First, a little musical accompaniment to accompany your reading pleasure:
Are you enjoying your day so far? Excellent. We’ve already been treated to quite a spectacle. I myself started the morning games with a Mighty Leaf vanilla tea, because it was 10:00 AM and beer hasn’t gone with Cheerios since university.

Also, I am marking assignments, and thus justifying spending the day on the couch.
Just after noon, I cracked open the Wee Beastie Oak Aged Scotch Ale from Howe Sound Brewing.

Suddenly, their spelling didn’t matter as much.

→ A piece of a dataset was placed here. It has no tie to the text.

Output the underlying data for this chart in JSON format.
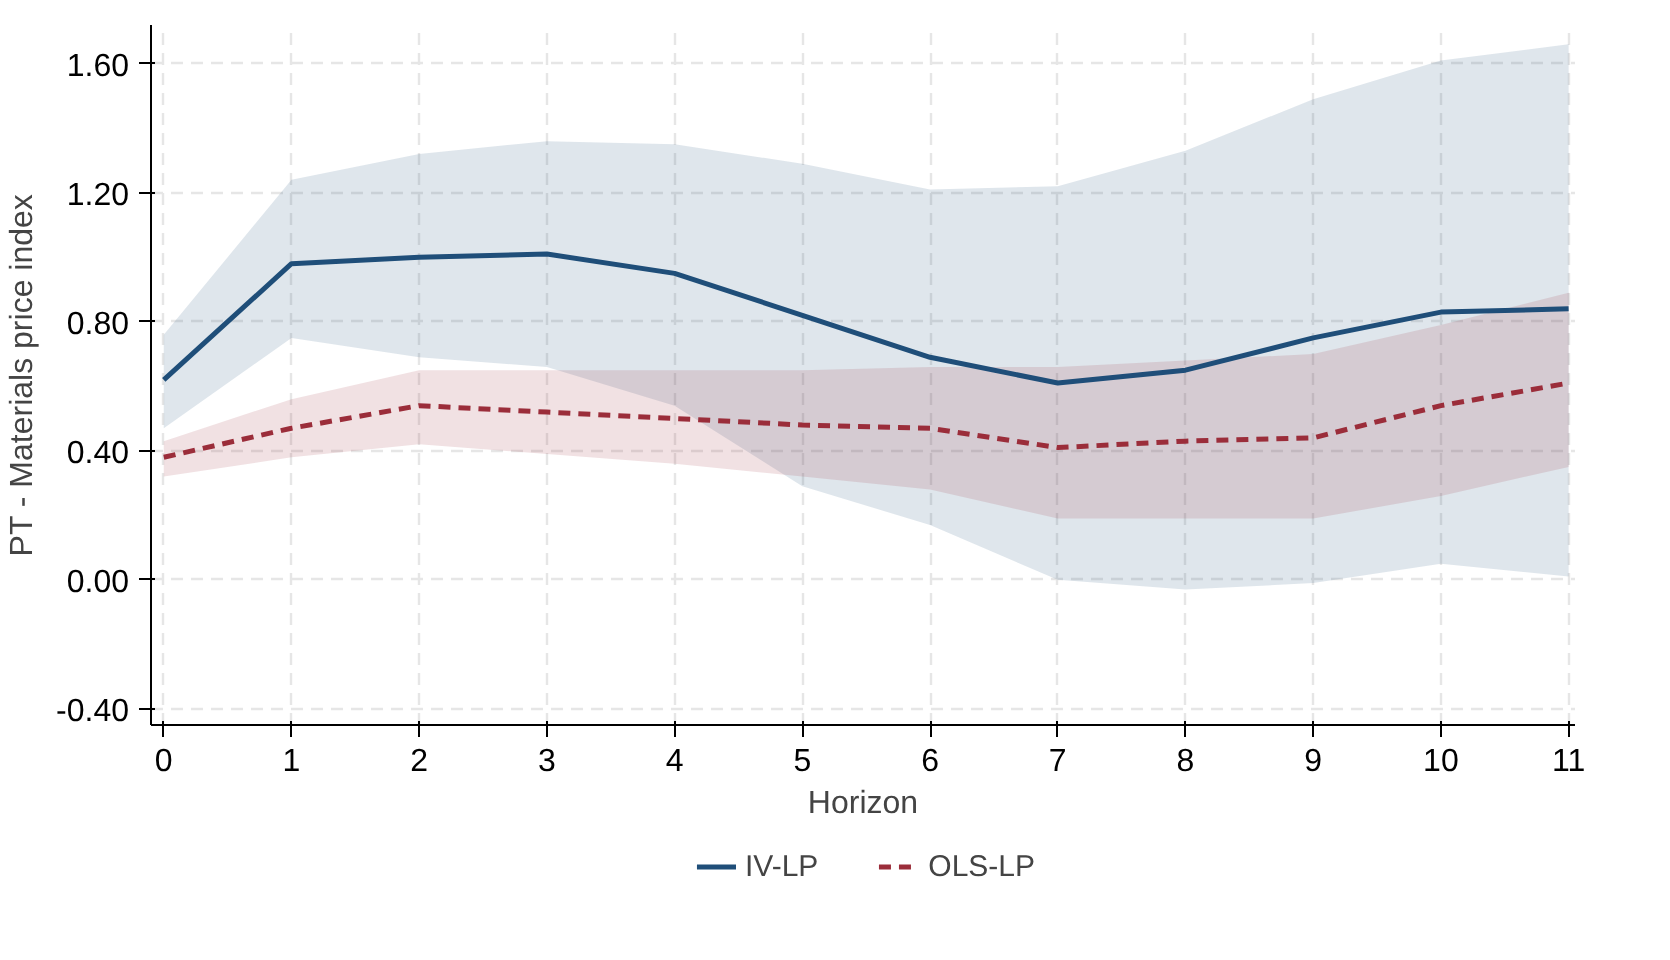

The reason for this post is self- and your preservation. You will likely get a phone call from your mother or other confused older female relative around 8:00 ET, wondering where her usual CBS programming is. It’s the same phone call you get every March around this time. You love these women; you just wish they’d remember sports as well as they remember your ex’s name every time they meet your new paramour.
I covered this in-depth last year. There’s no real magic solution; it’s really just a series of misdirections intended to get you off the phone and back to the games as quickly as possible. But just in case, here are some quick responses to help further the closure you seek, depending upon the program they’re asking about:
Mom: “(Your name), why is there basketball on instead of (see below)?”

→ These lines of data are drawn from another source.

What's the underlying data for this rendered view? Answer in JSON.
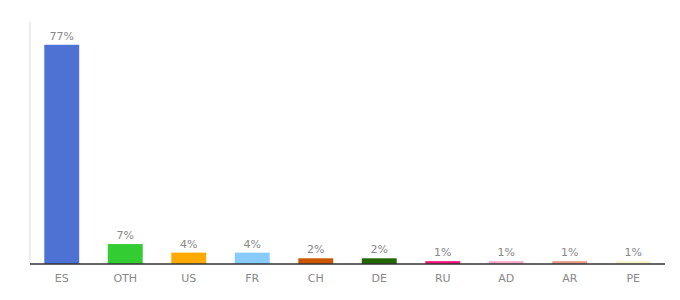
{
  "chart_data": {
    "type": "bar",
    "categories": [
      "ES",
      "OTH",
      "US",
      "FR",
      "CH",
      "DE",
      "RU",
      "AD",
      "AR",
      "PE"
    ],
    "values": [
      77,
      7,
      4,
      4,
      2,
      2,
      1,
      1,
      1,
      1
    ],
    "value_labels": [
      "77%",
      "7%",
      "4%",
      "4%",
      "2%",
      "2%",
      "1%",
      "1%",
      "1%",
      "1%"
    ],
    "colors": [
      "#4e72d4",
      "#33cc33",
      "#ffaa00",
      "#88ccff",
      "#cc5500",
      "#226600",
      "#ff1177",
      "#ffaacc",
      "#e89988",
      "#f5f5cc"
    ],
    "ylim": [
      0,
      85
    ],
    "tick_labels": "x",
    "data_labels": true
  }
}
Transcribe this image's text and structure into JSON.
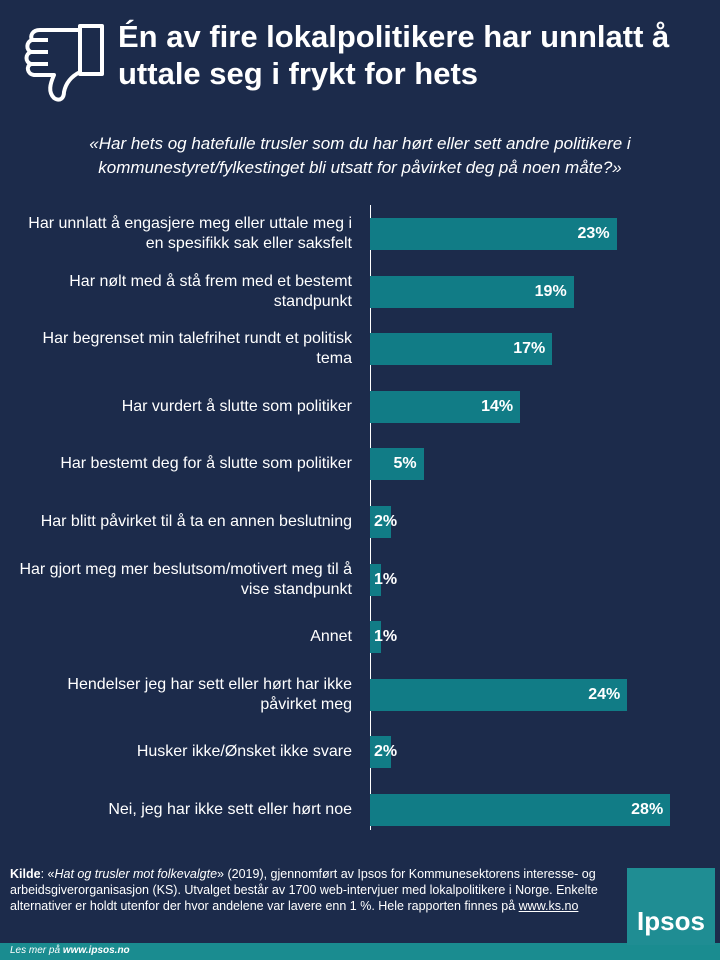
{
  "chart_data": {
    "type": "bar",
    "title": "Én av fire lokalpolitikere har unnlatt å uttale seg i frykt for hets",
    "subtitle": "«Har hets og hatefulle trusler som du har hørt eller sett andre politikere i kommunestyret/fylkestinget bli utsatt for påvirket deg på noen måte?»",
    "categories": [
      "Har unnlatt å engasjere meg eller uttale meg i en spesifikk sak eller saksfelt",
      "Har nølt med å stå frem med et bestemt standpunkt",
      "Har begrenset min talefrihet rundt et politisk tema",
      "Har vurdert å slutte som politiker",
      "Har bestemt deg for å slutte som politiker",
      "Har blitt påvirket til å ta en annen beslutning",
      "Har gjort meg mer beslutsom/motivert meg til å vise standpunkt",
      "Annet",
      "Hendelser jeg har sett eller hørt har ikke påvirket meg",
      "Husker ikke/Ønsket ikke svare",
      "Nei, jeg har ikke sett eller hørt noe"
    ],
    "values": [
      23,
      19,
      17,
      14,
      5,
      2,
      1,
      1,
      24,
      2,
      28
    ],
    "value_labels": [
      "23%",
      "19%",
      "17%",
      "14%",
      "5%",
      "2%",
      "1%",
      "1%",
      "24%",
      "2%",
      "28%"
    ],
    "color": "#117c86",
    "source": {
      "label": "Kilde",
      "text1": ": «",
      "report": "Hat og trusler mot folkevalgte",
      "text2": "» (2019), gjennomført av Ipsos for Kommunesektorens interesse- og arbeidsgiverorganisasjon (KS). Utvalget består av 1700 web-intervjuer med lokalpolitikere i Norge. Enkelte alternativer er holdt utenfor der hvor andelene var lavere enn 1 %. Hele rapporten finnes på ",
      "link": "www.ks.no"
    },
    "more": {
      "text": "Les mer på ",
      "link": "www.ipsos.no"
    },
    "logo": "Ipsos"
  }
}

- Price Is Right: (West Coast only): “Drew needed a vacation. Didn’t you say he looked tired from losing all that weight? Maybe you could watch that ‘The Wall’ show you DVR’d? Y’know, the one that looks like Plinko but with questions instead of prices.”
- Big Bang Theory: “Because Obama stacked the FCC before leaving office. Maybe write them a letter.”

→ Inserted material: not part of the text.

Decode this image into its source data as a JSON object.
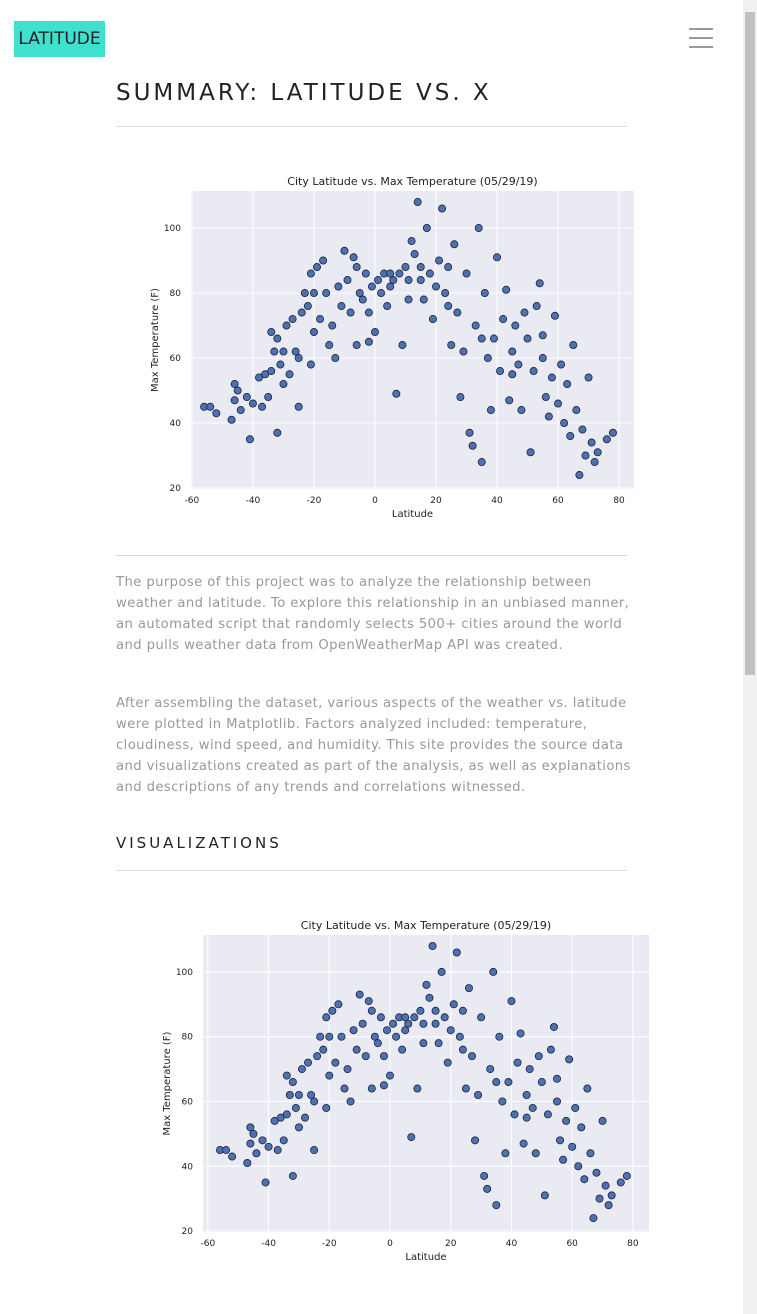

- also, here’s a link to the vanity cards that flash up at the end of each episode. Tell her you’ll email her the link. Reading them all should cover the hours you need to enjoy the games.
- The Great Indoors: “Because CBS cancelled ‘The Odd Couple’. But not the one you like with Quincy and Tony Randall, the other one with Chandler from ‘Friends’ and the guy from that show.”
- Mom: “Because CBS has adopted a liberal agenda and is reworking the show to make Allison Janney a lesbian.”
- Life in Pieces: “Because no one but you watched that show, Mom.”
- Training Day: “Remember, Bill Paxton died, Mom. Remember how mad you were Hollyweird left him out of the Oscars ‘Dead People Roundup’, as you called it? Why don’t you find ‘Apollo 13’ on Netflix, so you can remember the good times, when America did stuff. You have my password still, right?”

I would do one for CBS’ Friday primetime line-up, but no one watches that.
With luck, you’ve only missed one series between commercials, which – if it’s the end of the game – was only about 20 seconds. Good luck.